Understand the various acceleration and execution options in the HPC environment.

Level

Advanced

Content

The scaling of applications should be guaranteed at various levels as generically as possible. Scaling goes from the utilization of a single computer system to the utilization of a high performance computing center. To maximize the utilization of all available resources, computational accelerators such as GPUs are also used. Abstractions of hardware, parallelization of computation, and communication between systems allows execution on different infrastructures. Specialization of computation on specific hardware, such as GPU programming, on the other hand, allows for maximum performance with decreasing portability.

Learning outcomes

Containers The basics of container systems are known. Applications can be executed and maintained in various container formats optimized for HPC. By means of interactive containers, the computing power of an HPC cluster is effectively utilized through the use of data science tools.

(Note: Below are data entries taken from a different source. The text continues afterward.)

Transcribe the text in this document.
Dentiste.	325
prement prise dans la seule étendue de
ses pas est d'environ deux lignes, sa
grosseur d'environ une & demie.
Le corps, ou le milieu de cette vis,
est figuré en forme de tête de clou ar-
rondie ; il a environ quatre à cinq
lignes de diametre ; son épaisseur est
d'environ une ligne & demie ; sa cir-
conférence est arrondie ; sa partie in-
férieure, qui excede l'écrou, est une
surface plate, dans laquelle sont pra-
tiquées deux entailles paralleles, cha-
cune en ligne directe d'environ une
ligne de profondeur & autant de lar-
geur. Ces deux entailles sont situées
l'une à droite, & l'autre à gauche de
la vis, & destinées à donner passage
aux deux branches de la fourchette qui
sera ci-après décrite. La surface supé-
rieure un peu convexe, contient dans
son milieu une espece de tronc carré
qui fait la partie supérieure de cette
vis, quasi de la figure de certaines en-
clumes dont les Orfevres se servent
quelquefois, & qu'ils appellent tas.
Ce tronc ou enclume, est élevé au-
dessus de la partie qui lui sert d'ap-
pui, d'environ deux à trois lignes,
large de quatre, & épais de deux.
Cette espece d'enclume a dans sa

Shared-memory systems An overview of shared-memory systems and frameworks (for example OpenMP) is known. The most common parallelization paradigms can be implemented by using these frameworks as examples. Available resources of a shared-memory system are thus utilized to the maximum.

Distributed-memory systems Various message-passing communication patterns are known. These can be applied and executed in exemplary applications. Message passing is used to interconnect several independent computing resources in order to solve a problem in parallel. The correct use of the different patterns guarantees an efficient message exchange of the systems.

Hybrid programming on GPU / CPU The basic functionality of different computational accelerators in the HPC environment are known. The basic use of suitable frameworks guarantees efficient utilization of all resources of hybrid CPU/GPU systems. The most commonly used acceleration patterns are known and can be executed on examples.

GPU programming The multilayer parallel architecture of modern GPUs is understood. Algorithms can be adapted to the parallel execution model, if possible. Different possibilities to minimize or hide the data transfer overhead can be applied to simple examples.

Evaluation

Mark

Built on the following competences

Foundation in Programming

Modultype

Portfolio Module